BlackBerry outages spread to North America

LONDON,  (Reuters) – A three-day disruption to  BlackBerry services spread to North America today,  frustrating millions of users of the Research In Motion   devices just two days before rival Apple’s new iPhone  4S goes on sale.
RIM advised clients of an outage in the Americas and said it  was working to restore services as customers in Europe, the  Middle East, Africa and India continued to suffer patchy email  and no access to browsing and messaging.
RBC analysts Mike Abramsky and Paul Treiber estimated that  about half of BlackBerry’s 70 million subscribers outside North  America could be affected.
RIM, which had said yesterday services had returned to  normal, said later it was still working to resolve the problem.
“The messaging and browsing delays … were caused by a core  switch failure within RIM’s infrastructure,” it said. “As a  result, a large backlog of data was generated and we are now  working to clear that backlog and restore normal service.”

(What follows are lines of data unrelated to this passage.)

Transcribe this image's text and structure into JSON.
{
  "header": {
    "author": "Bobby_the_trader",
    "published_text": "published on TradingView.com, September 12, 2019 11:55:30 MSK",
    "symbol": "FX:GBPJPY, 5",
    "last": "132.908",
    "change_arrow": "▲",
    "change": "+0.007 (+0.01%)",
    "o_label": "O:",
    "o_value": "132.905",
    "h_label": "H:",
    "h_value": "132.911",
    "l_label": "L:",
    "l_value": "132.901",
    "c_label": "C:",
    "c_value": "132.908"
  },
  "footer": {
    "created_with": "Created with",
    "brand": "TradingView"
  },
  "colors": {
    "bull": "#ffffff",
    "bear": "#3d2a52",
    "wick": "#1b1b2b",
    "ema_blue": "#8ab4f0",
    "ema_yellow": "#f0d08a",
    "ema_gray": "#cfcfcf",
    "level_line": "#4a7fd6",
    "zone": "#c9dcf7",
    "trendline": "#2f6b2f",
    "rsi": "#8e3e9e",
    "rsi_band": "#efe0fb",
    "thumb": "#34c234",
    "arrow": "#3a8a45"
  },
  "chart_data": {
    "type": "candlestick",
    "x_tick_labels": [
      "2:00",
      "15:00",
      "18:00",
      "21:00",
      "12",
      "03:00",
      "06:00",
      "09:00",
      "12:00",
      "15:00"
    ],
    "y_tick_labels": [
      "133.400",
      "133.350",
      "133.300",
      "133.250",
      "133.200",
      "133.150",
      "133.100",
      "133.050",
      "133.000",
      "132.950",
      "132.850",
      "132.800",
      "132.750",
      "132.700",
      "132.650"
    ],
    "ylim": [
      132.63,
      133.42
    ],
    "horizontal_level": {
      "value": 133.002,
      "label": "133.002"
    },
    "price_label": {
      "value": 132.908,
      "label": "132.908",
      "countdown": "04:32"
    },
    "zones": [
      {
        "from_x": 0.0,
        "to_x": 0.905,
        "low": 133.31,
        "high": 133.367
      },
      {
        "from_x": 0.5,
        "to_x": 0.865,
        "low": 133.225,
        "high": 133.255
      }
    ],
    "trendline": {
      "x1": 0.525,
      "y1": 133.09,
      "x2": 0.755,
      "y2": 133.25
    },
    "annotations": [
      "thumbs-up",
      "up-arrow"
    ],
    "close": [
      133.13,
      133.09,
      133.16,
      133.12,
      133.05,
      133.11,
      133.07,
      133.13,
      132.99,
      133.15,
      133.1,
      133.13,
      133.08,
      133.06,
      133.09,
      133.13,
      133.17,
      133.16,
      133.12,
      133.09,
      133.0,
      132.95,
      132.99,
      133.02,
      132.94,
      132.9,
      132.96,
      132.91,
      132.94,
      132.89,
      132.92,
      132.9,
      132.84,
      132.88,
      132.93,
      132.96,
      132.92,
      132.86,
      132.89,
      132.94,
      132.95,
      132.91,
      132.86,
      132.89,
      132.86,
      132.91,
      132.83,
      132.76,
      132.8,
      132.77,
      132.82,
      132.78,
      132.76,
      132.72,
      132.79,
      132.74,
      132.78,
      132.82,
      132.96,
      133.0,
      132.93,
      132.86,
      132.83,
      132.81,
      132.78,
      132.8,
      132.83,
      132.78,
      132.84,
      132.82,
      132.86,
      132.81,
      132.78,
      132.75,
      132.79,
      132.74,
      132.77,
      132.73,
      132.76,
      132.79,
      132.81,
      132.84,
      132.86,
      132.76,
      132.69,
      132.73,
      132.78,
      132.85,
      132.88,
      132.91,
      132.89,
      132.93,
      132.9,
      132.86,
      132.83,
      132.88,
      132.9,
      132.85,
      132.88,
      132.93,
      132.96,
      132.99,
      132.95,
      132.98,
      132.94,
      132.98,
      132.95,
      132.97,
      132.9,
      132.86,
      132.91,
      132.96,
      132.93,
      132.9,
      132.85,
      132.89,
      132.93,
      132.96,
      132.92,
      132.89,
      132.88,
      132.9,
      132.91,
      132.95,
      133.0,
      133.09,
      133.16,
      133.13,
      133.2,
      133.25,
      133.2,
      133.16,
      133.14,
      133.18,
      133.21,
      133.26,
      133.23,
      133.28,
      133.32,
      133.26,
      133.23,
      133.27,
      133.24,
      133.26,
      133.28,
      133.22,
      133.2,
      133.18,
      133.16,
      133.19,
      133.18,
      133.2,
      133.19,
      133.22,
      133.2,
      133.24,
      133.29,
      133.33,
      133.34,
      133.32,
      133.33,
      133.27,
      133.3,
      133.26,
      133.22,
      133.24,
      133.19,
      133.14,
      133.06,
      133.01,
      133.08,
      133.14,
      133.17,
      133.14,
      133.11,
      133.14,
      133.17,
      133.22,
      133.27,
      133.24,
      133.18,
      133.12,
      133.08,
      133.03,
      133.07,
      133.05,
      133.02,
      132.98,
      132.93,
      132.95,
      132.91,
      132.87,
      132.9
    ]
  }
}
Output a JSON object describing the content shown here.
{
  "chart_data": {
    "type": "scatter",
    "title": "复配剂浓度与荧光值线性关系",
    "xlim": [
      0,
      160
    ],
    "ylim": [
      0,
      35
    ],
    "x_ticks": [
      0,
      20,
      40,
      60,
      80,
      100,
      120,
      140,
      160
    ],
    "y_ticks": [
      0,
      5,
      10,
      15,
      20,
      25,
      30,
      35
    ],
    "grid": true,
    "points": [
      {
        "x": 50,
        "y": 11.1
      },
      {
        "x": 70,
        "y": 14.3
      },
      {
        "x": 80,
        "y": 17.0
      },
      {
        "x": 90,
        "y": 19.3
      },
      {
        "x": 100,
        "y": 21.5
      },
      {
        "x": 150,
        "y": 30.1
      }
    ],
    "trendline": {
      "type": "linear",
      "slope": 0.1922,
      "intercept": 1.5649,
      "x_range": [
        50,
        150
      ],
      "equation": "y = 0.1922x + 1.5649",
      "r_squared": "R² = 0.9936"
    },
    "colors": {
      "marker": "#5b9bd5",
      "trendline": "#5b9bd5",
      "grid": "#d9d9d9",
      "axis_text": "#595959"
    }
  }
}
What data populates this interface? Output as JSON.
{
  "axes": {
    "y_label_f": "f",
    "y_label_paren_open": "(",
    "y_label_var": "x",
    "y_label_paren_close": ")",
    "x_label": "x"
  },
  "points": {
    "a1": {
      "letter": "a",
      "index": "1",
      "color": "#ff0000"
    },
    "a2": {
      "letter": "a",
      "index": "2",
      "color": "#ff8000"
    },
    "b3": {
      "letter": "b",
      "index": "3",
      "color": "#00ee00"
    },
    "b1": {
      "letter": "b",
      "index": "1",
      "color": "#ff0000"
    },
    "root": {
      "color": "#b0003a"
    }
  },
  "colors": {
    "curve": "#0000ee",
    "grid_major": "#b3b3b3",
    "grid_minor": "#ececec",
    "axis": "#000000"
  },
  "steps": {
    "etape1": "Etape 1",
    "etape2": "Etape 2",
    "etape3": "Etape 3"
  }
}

RIM did not say how long it might take. In India, top mobile  carrier Bharti Airtel sent text messages to customers  saying BlackBerry services were likely to be restored in four to  five hours.
The service disruptions are the worst since an outage swept  north America two years ago, and come as Apple prepares to put  on sale its already sold-out iPhone 4S on Friday.
“It’s a blow upon a bruise. It comes at a bad time,” said  Richard Windsor, global technology specialist at Nomura.
“One possibility could be that it encourages client  companies to look more at other options such as allowing users  to connect their own devices to the corporate server and save  themselves the cost of buying everyone a BlackBerry.”
Many companies, no longer seeing the need to pay to be  locked into RIM’s secure proprietary email service, have already  begun allowing employees to use alternative smartphones,  particularly Apple’s iPhone, for corporate mail.
RIM has made inroads into the youth market and into  developing economies attracted by its free BlackBerry Messenger  (BBM) service, partially compensating for its losses in the  corporate market in North America and Western Europe.
RBC said the latest crisis could hurt RIM’s reputation in  these key markets, particularly after high-profile tussles with  states whose governments demanded access to encrypted  communications for security reasons.
“Following recent high-profile sovereign challenges to open  up RIM’s secure networks… these outages create another highly  visible PR challenge, coming in markets where the company is  still growing,” its analysts wrote in a note.